Some folks are looking out the windows of East Lansing and asking: Why are there so many robins, and why are they showing up in big groups in the dead of winter?

Wrote one ELi reader, “Just looked out our kitchen window and saw four robins on a branch, and there are a bunch flying around and visiting the feeder. Robins are not unusual, but this is a LOT of robins at one time.” 

People talk about spotting “the first robin of spring,” as if members of the species haven’t stayed all winter. In fact, many of the robins of Michigan over-winter.

When you see them in the spring, robins are often hopping about solo or in mating pairs. You may find them nesting around your house or outbuildings.

But in the winter, according to Cornell’s ornithology lab, “robins form nomadic flocks, which can consist of hundreds to thousands of birds.”

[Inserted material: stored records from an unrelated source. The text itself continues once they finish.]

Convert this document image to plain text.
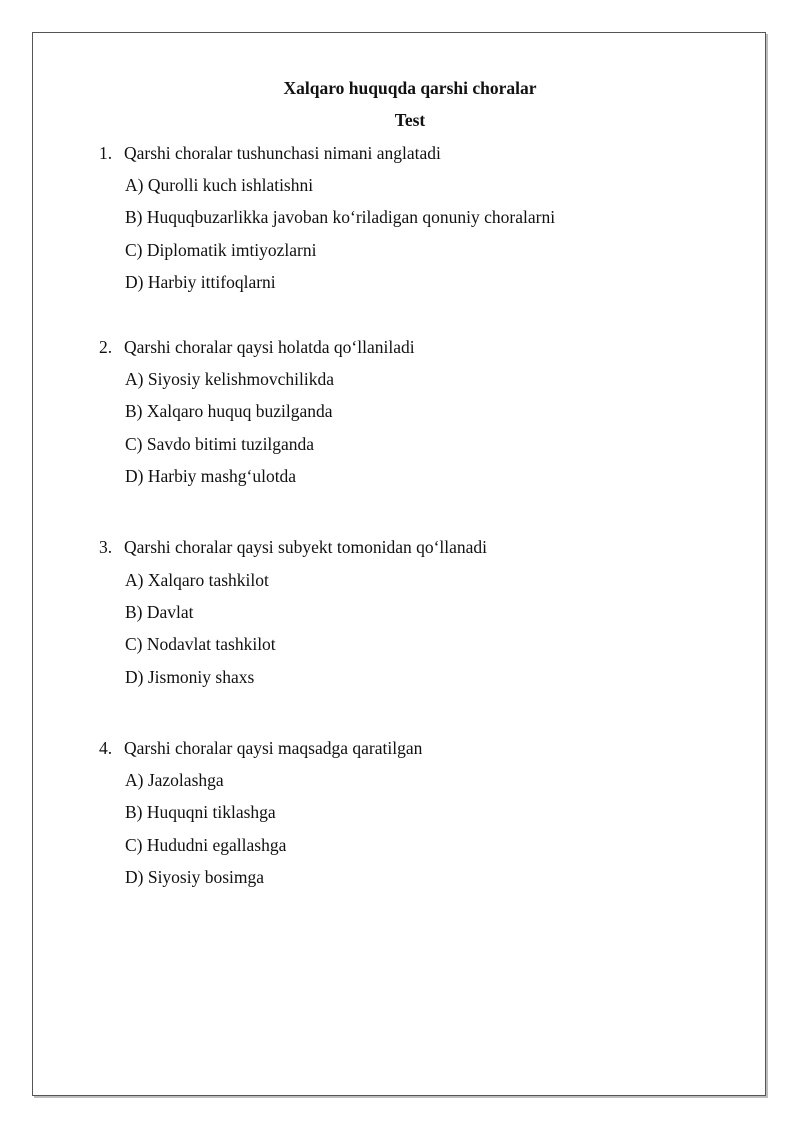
Xalqaro huquqda qarshi choralar
Test
1. Qarshi choralar tushunchasi nimani anglatadi
A) Qurolli kuch ishlatishni
B) Huquqbuzarlikka javoban ko‘riladigan qonuniy choralarni
C) Diplomatik imtiyozlarni
D) Harbiy ittifoqlarni
2. Qarshi choralar qaysi holatda qo‘llaniladi
A) Siyosiy kelishmovchilikda
B) Xalqaro huquq buzilganda
C) Savdo bitimi tuzilganda
D) Harbiy mashg‘ulotda
3. Qarshi choralar qaysi subyekt tomonidan qo‘llanadi
A) Xalqaro tashkilot
B) Davlat
C) Nodavlat tashkilot
D) Jismoniy shaxs
4. Qarshi choralar qaysi maqsadga qaratilgan
A) Jazolashga
B) Huquqni tiklashga
C) Hududni egallashga
D) Siyosiy bosimga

Because we don’t expect this based on what we see robins do in the spring and summer, we may find it surprising when we see many of them together. But it’s normal.

Say the folks from Cornell, “When spring rolls around, these flocks split up. Suddenly we start seeing American Robins yanking worms out of our yards again, and it’s easy to assume they’ve ‘returned’ from migration. But what we’re seeing is the switch from being nonterritorial [flocks] in the winter-time to aggressively defending a territory in advance of courting and raising chicks.”

In places like East Lansing, robins eat fruit and berries in the winter. When I was enjoying a hike through the snow of the Northern Tier Trail with a friend on Thursday morning, we saw a couple of robins doing just that – eating berries off leafless shrubs that line the trail.

But robins also take advantage of suburban feeders in winter, so you may see them at the feeders in your yard. Again, this may mean you see more of them than you usually see from your window – because during the spring, robins are often on the ground, out of sight from your window perch.

Having them at the feeders means getting a good look at them from the window, and they are that much more notable when there are so many of them.

Finally, one reason you may see more robins right now is because, like many birds that overwinter here, they seek clean water to keep their feathers clean. Feathers that are matted down don’t work as well to keep a bird warm.

So, if you have a heated birdbath that you keep clean, or your neighbor does, you may see robins showing up in flocks to use it, because outside water that isn’t heated right now is frozen.

My two heated birdbaths are very busy right now! The robins are definitely spending a lot of time keeping clean.

By the way, heated birdbaths aren’t warm to the touch. These devices keep the water just above freezing. The idea is not to be a hot tub for the birds, but just to help them by providing enough liquid water to stay clean.

You can get a heated birdbath at many local stores, including Wild Birds Unlimited. You may need to also buy yourself an outdoor extension cord at a local hardware or drug store.